ALA Conference 2026: New Horizons in African Literatures and Film: Cityscapes, Mediascapes, and Ideoscapes
University of Tennessee, Knoxville May 28-30, 2026
Abstract submission via the conference app EXTENDED DEADLINE: December 19, 2025
The ALA 2026 theme, “New Horizons in African Literatures and Film: Cityscapes, Mediascapes, and Ideoscapes” covers developments in African literature from the “village text” to the New Diasporic writing.
The conference theme envisions two tracks: a) taking stock of critical developments in African literature and expressive cultures in the last half century; and b) a rethinking of the new horizons already being mapped by African literature, film, and attendant scholarship as we begin the second half century of African literature scholarship that is no longer weighed down by tokenism, mislabeling as ethnography, or the assumption that the African writer is only a short distance runner.
African literature is vast and varied, rural and urban, continental and diasporic, rooted and mobile, oral and written, analogue and digital. It is part of the ongoing weaving of culture across time and space, threaded together with soundscapes, foodways, fashion, and more. The theme thus revisits in part Arjun Appadurai’s discussion of “mediascapes,” “ethnoscapes,” “ideoscapes,” and the other distinct “flows” that ceaselessly sweep through the world in ways that disrupt center-periphery models while challenging national boundaries and meaning-making. The concepts of “imagined worlds” and “deterritorialization” speak to the ways Africa and its literatures are being incorporated in these “ceaseless flows.” While the “village novel” has been covered thoroughly, there is a growing lode of African writing that represents the village transplants in school settings, the emerging African city, as well as new urban generations and their cultures. There is also an increasing need to extend the exploration to the transplants not only in the West, but also in emerging destinations like China, the Middle East, or Australia. Such new routes have been traced by the likes of Losambe and Ojaide’s venture into the New Diasporic Writing (2024) or the Afropeans. New dimensions are emerging as the latter transplants bring with them foods, music, dress, hairstyling etc., and in turn create a corresponding flow of mediascapes and ideoscapes back to African spaces. The new horizon of African literature online, whether in online journals or on social media platforms, calls for reflection on the emerging technoscapes that might answer Teju Cole’s provocative question whether African digital “natives” wear glass skirts.

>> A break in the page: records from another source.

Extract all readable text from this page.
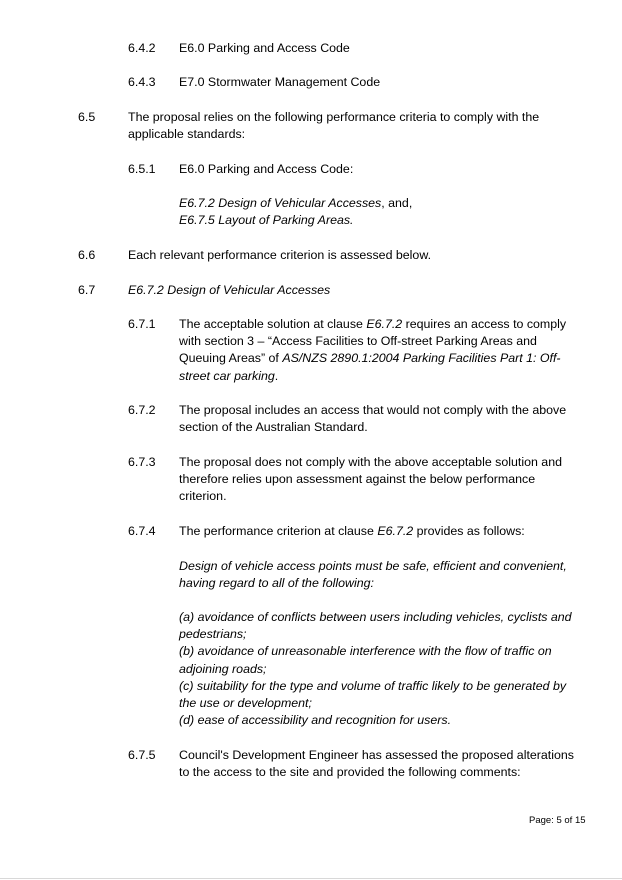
6.4.2 E6.0 Parking and Access Code

6.4.3 E7.0 Stormwater Management Code

6.5	The proposal relies on the following performance criteria to comply with the
applicable standards:

6.5.1 E6.0 Parking and Access Code:

E6.7.2 Design of Vehicular Accesses, and,
E6.7.5 Layout of Parking Areas.

6.6	Each relevant performance criterion is assessed below.

6.7	E6.7.2 Design of Vehicular Accesses

6.7.1 The acceptable solution at clause E6.7.2 requires an access to comply
with section 3 – “Access Facilities to Off-street Parking Areas and
Queuing Areas” of AS/NZS 2890.1:2004 Parking Facilities Part 1: Off-
street car parking.

6.7.2 The proposal includes an access that would not comply with the above
section of the Australian Standard.

6.7.3 The proposal does not comply with the above acceptable solution and
therefore relies upon assessment against the below performance
criterion.

6.7.4 The performance criterion at clause E6.7.2 provides as follows:

Design of vehicle access points must be safe, efficient and convenient,
having regard to all of the following:
(a) avoidance of conflicts between users including vehicles, cyclists and
pedestrians;
(b) avoidance of unreasonable interference with the flow of traffic on
adjoining roads;
(c) suitability for the type and volume of traffic likely to be generated by
the use or development;
(d) ease of accessibility and recognition for users.

6.7.5 Council's Development Engineer has assessed the proposed alterations
to the access to the site and provided the following comments:
Page: 5 of 15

What new frontiers are African creative artists mapping that “reworld” Africa and position Africa(ns) in deterritorialized imagined worlds? What intermedial connections are they making? What affiliative networks are they tapping into? What role do the prestigious literary prizes play? What are the challenges of creating an archive of such reworlding?
We invite proposals and panels that seek to engage with these topics:
- Music in/and African fiction, drama, and film
- African literature and sound studies
- African literature and (ethno)musicology
- Music and political struggle in African literature
- Digital platforms (social media, podcasting and online spaces) and literature
- Transmutations, transmediations, and literature
- Creative graffiti, graphic narratives of resistance, graphic writing and literature
- Cartographies of food in African arts
- African TV programs in diasporic spaces
- African digital village squares
- Virality vs art in online media
- Deterritorialization in African arts and film
- The margins in African literature
- Hair, storytelling, aesthetics and politics
- Reworlding Africa
- Seascapes and literature
- Text and texture
- Flexible citizenship.
The EXTENDED deadline for all proposals (individual abstracts and fully-formed panels) is Monday, December 19, 2025.
Please submit your abstracts via the Whova portal: https://tinyurl.com/mspkxhr9
Please note that participant names may only appear twice in the conference schedule. This includes participation in panels, round tables and the like. Submit your abstract early if you plan to apply for a visa to attend the conference.
Submission Notes
NOTE 1: If you are making more than one submission (e.g. to chair a panel & to present and individual paper; to present two individual papers), please submit two separate Call for Speaker forms.
NOTE 2: For Individual paper submissions, please do not write in the 'Panel Chairs', 'Panel Speakers', or 'Roundtable Speakers' fields.
NOTE 3: For panel or roundtable submissions, please pay close attention to the instructions on the form, which say where to enter your information.